Elles ne pensent qu’à ça. Toutes ces vieilles dames, ces entreprises centenaires et verticales ont un fantasme qui les travaille : importer un esprit start-up. La coolitude maximale, l’horizontalité hiérarchique, le canapé dans l’open space, la piscine à bulles pour brainstormer, le chef et le CEO (on ne dit plus patron) qui tutoient chacun et tapent dans le dos de tous : voilà le mètre étalon de la boîte du nouveau siècle, la nouvelle référence de la gouvernance. 

Mais ce fantasme n’est peut-être que celui de quelques entrepreneurs et cadres dirigeants qui ont besoin de faire souffler un coup de jeune sur leur vie trop millimétrée. Et qui s’imaginent qu’ils vont attirer les générations YZ en hissant l’étendard de la coolitude. Sauf que, curieusement, les générations en question ne courent ni après le baby-foot, ni après la déhiérarchisation forcenée, ni la cour de récré permanente.

Selon le dernier baromètre de l’humeur des jeunes diplômés publié par le cabinet Deloitte, ils ne sont que 10 % à se déclarer attirés par les start-up. Un choix qui arrive loin derrière les entreprises de taille moyenne (ETI, PME ou entreprises familiales) privilégiées par deux-tiers des jeunes.
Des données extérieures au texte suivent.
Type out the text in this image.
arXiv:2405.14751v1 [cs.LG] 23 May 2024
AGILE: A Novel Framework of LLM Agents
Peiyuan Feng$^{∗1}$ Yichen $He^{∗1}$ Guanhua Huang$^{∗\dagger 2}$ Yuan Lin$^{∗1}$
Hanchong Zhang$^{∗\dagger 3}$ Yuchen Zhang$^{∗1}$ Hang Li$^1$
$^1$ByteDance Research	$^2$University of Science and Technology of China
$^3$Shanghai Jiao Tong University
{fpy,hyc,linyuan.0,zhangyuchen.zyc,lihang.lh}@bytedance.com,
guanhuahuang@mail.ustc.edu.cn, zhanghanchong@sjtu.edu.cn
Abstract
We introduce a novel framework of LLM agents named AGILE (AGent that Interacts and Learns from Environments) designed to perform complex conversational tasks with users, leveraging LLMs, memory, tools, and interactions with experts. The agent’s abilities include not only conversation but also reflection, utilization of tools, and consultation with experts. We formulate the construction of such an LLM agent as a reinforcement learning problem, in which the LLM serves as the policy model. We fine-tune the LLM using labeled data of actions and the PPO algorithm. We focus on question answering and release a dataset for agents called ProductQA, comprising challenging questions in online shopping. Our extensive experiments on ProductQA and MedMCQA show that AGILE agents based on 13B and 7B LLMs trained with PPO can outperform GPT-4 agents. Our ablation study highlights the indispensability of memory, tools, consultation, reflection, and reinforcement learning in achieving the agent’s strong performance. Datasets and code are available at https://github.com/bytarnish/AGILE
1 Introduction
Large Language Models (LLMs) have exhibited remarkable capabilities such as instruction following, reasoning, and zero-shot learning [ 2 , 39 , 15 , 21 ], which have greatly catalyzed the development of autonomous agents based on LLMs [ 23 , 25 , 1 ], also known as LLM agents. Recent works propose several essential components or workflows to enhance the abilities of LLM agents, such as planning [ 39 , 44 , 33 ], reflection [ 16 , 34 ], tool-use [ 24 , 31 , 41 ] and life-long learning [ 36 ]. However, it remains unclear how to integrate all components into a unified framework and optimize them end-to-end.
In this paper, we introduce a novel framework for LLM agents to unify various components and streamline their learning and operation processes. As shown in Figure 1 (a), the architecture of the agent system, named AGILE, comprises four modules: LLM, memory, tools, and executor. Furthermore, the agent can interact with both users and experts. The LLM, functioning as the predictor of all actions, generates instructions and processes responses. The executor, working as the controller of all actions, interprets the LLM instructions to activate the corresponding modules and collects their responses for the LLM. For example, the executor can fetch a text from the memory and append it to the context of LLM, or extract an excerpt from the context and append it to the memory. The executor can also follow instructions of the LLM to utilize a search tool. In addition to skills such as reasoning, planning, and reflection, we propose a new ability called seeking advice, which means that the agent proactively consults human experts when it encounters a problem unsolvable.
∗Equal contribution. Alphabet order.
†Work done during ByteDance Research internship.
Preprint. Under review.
Mais pourquoi cette défiance vis-à-vis des start-up ?  Mathilde Ramadier livre une explication bien à elle. Dans son livre Bienvenue dans le nouveau monde. Comment j’ai survécu à la coolitude des start-up, elle raconte son expérience. Car elle a travaillé dans plusieurs jeunes pousses berlinoises. Et en est largement revenue. Entre contrats ultra-précaires ou free-lance, payés à la sarbacane, la jeune femme dénonce des dérives qui ne sont pas uniquement pécuniaires, mais sont également liées à un état d’esprit proche d’une secte. Une charge, un réquisitoire et surtout, la dénonciation d’un miroir aux alouettes où la vessie d’un travail vain et mal rémunéré se fait passer pour la lanterne d’un boulot entre potes dans une ambiance ultra sympa.

Un hymne pour le retour de l’entreprise à papa, où un travail est un travail, sans faux semblant cool et où les choses sont claires et bien établies ?  

Pas seulement. Car le baromètre Deloitte souligne aussi que ces jeunes veulent des horaires flexibles (87 %), s’auto-manager (78 %) et la possibilité de télétravailler (87 %). Bref, une entreprise qui n’essaie pas de les infantiliser mais les reconnaît en tant qu’adultes.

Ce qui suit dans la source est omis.